How many times have you set your “resolutions” only to give up on them mid-January?
I remember last January I thought it would be fun to discuss our yearly goals as a Family at the dinner table once a week. The first week everyone gave some great responses — not drinking soda, no social media, eating healthier.
But by the second week, I got blank stares as I asked everyone how they were doing. Nobody seemed to care anymore.
It was as if they had all given up.
How many years has this been your story?
Finally committing to that weight loss plan, only to give up after the first donut comes within eyesight. Maybe you do make it a few weeks but that donut starts to wear you down and you eventually give in.
Deciding this is going to be the year that you finally deepen your relationship with your kids, only to give up upon realizing how hard it will be before you even start. Or after a few weeks of nothing working, you fail to keep trying.
Maybe it’s making the commitment to working harder towards a promotion at your job but finding, after a couple of weeks, that you’d rather continue to waste time on YouTube every day.
You can end the vicious cycle of broken commitments and resolutions, and here’s how.
The only pattern you need to reach your goals
“There is no failure except in no longer trying.” — Elbert Hubbard
What was the common theme throughout all of your past failed goals?
You stopped working on them.
You may be excellent at setting SMART goals. Stretching yourself and everything. But when it really comes down to it, there is only ONE principle that will beat out everything else when it comes to actually reaching them.
Consistency.
The only real way to fail is to stop trying and give up completely. You need to do everything in your power to set goals and make plans to accomplish them in a way that guarantees that you will not give up.
If you can learn to become consistent at working on your goals, then you will accomplish them. It’s a small effort, applied over a long period of time that yields the most significant results in our lives.

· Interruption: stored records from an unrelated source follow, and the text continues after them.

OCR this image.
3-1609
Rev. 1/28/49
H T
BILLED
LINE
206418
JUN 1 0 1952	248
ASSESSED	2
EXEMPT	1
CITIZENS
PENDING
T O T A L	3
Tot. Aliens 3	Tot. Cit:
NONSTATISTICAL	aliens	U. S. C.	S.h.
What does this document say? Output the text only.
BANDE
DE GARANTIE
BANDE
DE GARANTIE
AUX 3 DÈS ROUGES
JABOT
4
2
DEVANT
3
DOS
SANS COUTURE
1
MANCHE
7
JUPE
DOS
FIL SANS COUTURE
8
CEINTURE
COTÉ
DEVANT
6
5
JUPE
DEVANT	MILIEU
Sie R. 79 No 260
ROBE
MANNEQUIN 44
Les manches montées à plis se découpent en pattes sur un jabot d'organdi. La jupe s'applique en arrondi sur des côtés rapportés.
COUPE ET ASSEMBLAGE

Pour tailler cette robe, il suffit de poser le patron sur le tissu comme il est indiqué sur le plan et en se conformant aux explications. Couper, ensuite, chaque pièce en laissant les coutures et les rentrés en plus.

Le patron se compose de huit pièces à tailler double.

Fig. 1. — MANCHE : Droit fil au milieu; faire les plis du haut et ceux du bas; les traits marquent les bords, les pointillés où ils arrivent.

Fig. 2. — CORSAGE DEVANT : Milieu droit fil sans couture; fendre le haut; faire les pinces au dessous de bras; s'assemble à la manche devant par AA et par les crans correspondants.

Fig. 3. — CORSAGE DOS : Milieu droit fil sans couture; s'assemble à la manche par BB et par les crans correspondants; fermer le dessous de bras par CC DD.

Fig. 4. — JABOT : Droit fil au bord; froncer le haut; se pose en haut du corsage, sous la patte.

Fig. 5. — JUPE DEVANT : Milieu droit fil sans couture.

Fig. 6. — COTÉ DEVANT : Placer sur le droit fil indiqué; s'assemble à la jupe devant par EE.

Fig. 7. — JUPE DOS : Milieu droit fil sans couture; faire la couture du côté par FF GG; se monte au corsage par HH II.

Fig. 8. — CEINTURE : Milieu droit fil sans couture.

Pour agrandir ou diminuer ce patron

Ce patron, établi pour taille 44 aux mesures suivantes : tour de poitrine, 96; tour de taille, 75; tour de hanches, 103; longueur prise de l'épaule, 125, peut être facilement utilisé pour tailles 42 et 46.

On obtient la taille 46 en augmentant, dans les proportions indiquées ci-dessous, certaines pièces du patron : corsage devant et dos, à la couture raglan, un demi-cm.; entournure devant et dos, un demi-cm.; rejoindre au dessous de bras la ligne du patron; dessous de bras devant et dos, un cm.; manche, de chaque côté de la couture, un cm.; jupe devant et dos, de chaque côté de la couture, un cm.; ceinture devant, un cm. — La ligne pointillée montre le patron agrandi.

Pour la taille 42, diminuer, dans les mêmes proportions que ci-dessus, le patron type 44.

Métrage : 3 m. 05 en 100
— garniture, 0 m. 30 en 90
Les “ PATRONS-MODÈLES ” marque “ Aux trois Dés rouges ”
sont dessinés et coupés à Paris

Think of a tree root that has cracked a concrete sidewalk. Did the root grow all at once, with sudden great force? No, it was the consistent growth over time that broke the heavy walkway.
If you want to accomplish your goals, you need to learn and practice the principle of consistency. If you can guarantee that you will not quit your goals, then you will be successful at reaching them.
So what can you and I do to ensure that we will maintain consistency?
Plan on spending a small enough time working on your goals each day that you can be consistent at it for an entire year.
I suggest 15 minutes for each goal. That’s it.
How long you work at your goals and how much you accomplish in each instance of practice is not as important as your level of consistency. If you practice this one principle, you will not break your resolutions.
If you can plan on being consistent at your goals, you will reach them.